The Data Gap in AI-Era National Accounts
One of the most acute information gaps lies in the valuation of data itself. While GDP captures spending on data collection and storage, it does not recognize data as a capital asset that generates ongoing returns—yet it also fails to measure its depreciation through decay, regulatory obsolescence (e.g., GDPR-driven deletion mandates), or competitive devaluation. A 2025 study by the OECD found that data-driven intangibles now contribute up to 15% of value added in digital-intensive sectors, yet remain largely invisible in standard productivity metrics. Without adjusting for data asset depreciation, NDP calculations remain incomplete, especially as synthetic data generation and foundation model distillation alter the lifespan and utility of training corpora.
This has real-world implications for sovereign wealth funds and pension managers assessing national solvency. If a country’s reported GDP growth is fueled by short-lived AI investments whose depreciation is undercounted, its apparent creditworthiness may be inflated. Rating agencies like Moody’s and S&P Global are beginning to scrutinize “quality of growth” indicators, including capital productivity trends. NDP serves as a leading indicator of sustainable fiscal space—more so than GDP alone.

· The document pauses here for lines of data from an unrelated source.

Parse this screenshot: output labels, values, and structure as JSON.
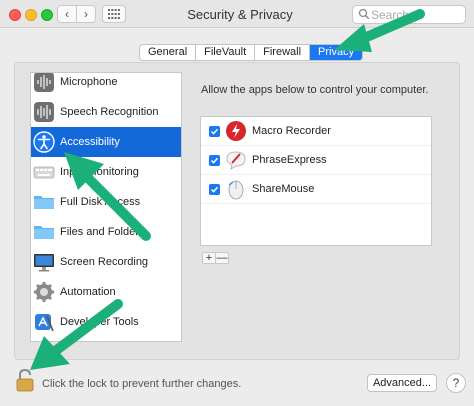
{
  "window": {
    "title": "Security & Privacy"
  },
  "search": {
    "placeholder": "Search"
  },
  "tabs": [
    {
      "label": "General"
    },
    {
      "label": "FileVault"
    },
    {
      "label": "Firewall"
    },
    {
      "label": "Privacy"
    }
  ],
  "sidebar": {
    "items": [
      {
        "label": "Microphone",
        "icon": "microphone-icon"
      },
      {
        "label": "Speech Recognition",
        "icon": "speech-recognition-icon"
      },
      {
        "label": "Accessibility",
        "icon": "accessibility-icon",
        "selected": true
      },
      {
        "label": "Input Monitoring",
        "icon": "keyboard-icon"
      },
      {
        "label": "Full Disk Access",
        "icon": "folder-icon"
      },
      {
        "label": "Files and Folders",
        "icon": "folder-icon"
      },
      {
        "label": "Screen Recording",
        "icon": "display-icon"
      },
      {
        "label": "Automation",
        "icon": "gear-icon"
      },
      {
        "label": "Developer Tools",
        "icon": "developer-tools-icon"
      }
    ]
  },
  "main": {
    "allow_text": "Allow the apps below to control your computer.",
    "apps": [
      {
        "name": "Macro Recorder",
        "checked": true,
        "icon": "macro-recorder-icon"
      },
      {
        "name": "PhraseExpress",
        "checked": true,
        "icon": "phraseexpress-icon"
      },
      {
        "name": "ShareMouse",
        "checked": true,
        "icon": "sharemouse-icon"
      }
    ],
    "add_label": "+",
    "remove_label": "—"
  },
  "footer": {
    "lock_text": "Click the lock to prevent further changes.",
    "advanced_label": "Advanced...",
    "help_label": "?"
  },
  "colors": {
    "accent": "#1a78f2",
    "selection": "#1469d8",
    "annotation_arrow": "#1bb07a"
  }
}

Bridging the Policy-Economics Divide
Closing this gap requires upgrades to national accounting systems that reflect the accelerated turnover of intangible capital in the AI age. The United Nations System of National Accounts (SNA 2025) is currently under revision to better capture digital economy transactions, including cloud computing and AI services. Proposals include: shortening assumed lifespans for AI-related software from 5 years to 2–3 years; creating satellite accounts for AI training expenditures; and integrating physical depreciation metrics (e.g., FLOPS/watt decay in hardware) with economic ones.
Critically, these adjustments must avoid becoming tools for gaming metrics. As Dr. Lars Müller, a senior researcher at the Institute for Fiscal Studies in Bonn, warned:
“Any reform to depreciation schedules must be transparent and rules-based. If we allow politically driven adjustments to extend asset lives artificially, we replace one illusion with another—this time, the illusion of sustainability.”
The path forward lies not in abandoning GDP, but in using NDP as a complementary metric—one that asks not just how much we produced, but how much we truly preserved. In an era where AI can generate synthetic output at near-zero marginal cost, distinguishing between real wealth creation and accounting artifice has never been more urgent.